原作ではどのバージョンの話でも死に別れてしまう2人が終焉を生き延びるというのはなかなか憎い演出かと。
ベルベットの元ネタは上のストーリーでは省略したフレイ神という話も聞くんですけど、双子の兄妹というネタは
ジークムントとジークリンテからとったんだと思います。
あと「指輪」でない方のブルンヒルト伝説ではジークフリードは孤児であり、森の妖精の鍛冶屋に育てられたとあります。
妖精、というのが上の話と違うポイントで、ブロムさんは実はけっこう歴史あるキャラクターだったのですよ。

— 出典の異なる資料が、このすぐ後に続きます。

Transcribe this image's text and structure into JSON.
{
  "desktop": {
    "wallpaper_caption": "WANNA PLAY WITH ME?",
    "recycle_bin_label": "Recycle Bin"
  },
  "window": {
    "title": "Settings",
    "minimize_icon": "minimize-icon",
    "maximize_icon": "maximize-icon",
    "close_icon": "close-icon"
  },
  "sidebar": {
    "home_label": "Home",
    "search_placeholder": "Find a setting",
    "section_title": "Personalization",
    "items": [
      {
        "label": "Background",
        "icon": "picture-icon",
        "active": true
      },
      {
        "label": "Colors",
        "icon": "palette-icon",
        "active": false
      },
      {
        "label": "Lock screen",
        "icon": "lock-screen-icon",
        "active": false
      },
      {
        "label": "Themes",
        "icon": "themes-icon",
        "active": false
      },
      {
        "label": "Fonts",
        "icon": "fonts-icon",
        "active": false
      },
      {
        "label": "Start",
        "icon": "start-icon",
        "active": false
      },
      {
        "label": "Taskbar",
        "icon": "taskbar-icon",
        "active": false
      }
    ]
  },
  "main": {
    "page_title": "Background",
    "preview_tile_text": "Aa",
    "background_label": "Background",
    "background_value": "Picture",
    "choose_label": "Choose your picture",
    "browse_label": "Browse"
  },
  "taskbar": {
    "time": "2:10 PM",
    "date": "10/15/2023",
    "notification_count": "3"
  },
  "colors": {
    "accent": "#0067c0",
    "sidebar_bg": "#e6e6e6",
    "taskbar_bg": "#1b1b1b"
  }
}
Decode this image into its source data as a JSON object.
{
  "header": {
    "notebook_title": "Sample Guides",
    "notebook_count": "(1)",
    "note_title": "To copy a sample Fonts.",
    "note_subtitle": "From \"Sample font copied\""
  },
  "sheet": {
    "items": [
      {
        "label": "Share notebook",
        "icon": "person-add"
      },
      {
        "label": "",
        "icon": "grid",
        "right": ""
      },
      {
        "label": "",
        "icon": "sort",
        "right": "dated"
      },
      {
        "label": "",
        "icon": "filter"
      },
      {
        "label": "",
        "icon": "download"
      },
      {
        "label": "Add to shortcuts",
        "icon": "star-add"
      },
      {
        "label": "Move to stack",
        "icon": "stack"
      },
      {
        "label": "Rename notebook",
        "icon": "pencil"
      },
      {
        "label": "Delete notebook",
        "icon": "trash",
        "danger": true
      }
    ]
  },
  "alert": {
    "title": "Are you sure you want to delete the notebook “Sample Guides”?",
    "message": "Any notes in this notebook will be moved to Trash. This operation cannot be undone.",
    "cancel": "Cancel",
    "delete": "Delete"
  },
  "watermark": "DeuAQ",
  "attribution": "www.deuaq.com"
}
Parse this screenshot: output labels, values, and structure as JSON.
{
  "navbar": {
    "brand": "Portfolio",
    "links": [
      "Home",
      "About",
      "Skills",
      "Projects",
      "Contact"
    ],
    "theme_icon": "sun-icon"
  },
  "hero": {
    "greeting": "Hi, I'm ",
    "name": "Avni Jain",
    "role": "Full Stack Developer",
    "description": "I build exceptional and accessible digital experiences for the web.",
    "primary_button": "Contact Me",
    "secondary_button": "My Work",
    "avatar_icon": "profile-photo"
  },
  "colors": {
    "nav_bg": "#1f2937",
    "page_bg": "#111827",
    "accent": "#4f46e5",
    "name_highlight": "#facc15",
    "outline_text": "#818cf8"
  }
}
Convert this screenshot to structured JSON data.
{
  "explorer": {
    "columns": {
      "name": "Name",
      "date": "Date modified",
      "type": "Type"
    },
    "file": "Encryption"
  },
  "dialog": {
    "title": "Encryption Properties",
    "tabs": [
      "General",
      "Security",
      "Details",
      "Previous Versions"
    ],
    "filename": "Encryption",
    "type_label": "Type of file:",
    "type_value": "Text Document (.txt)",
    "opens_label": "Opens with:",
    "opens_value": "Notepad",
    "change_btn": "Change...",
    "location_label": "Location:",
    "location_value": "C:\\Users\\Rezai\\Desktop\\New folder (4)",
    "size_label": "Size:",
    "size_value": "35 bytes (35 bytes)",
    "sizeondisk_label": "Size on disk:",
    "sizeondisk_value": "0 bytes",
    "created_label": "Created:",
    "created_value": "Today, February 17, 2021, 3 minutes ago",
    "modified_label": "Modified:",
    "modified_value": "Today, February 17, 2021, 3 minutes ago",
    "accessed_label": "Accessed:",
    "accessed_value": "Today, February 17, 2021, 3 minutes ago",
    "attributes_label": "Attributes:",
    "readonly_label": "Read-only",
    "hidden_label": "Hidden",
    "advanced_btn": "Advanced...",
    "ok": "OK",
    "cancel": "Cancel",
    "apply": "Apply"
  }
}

そして最初の指輪の主であり呪いをかけるアルベリヒがバレンタイン王だというのは間違いないのですが、注目すべきは
彼が小人であるということ。おそらくはプーカに対応しているかと。きちんと原作に基づいた設定だったんですな。


というわけで、元ネタ探しというのは思っていた以上に楽しい作業でした。
考察のやりがいがあるシナリオって素晴らしいと思うんです。例えば昔のガンパレとか。
アトラス繋がりで九龍の古事記ネタも当時調べていれば同じくらい楽しめたかもしれませんな。今更ながら少し惜しい気がします。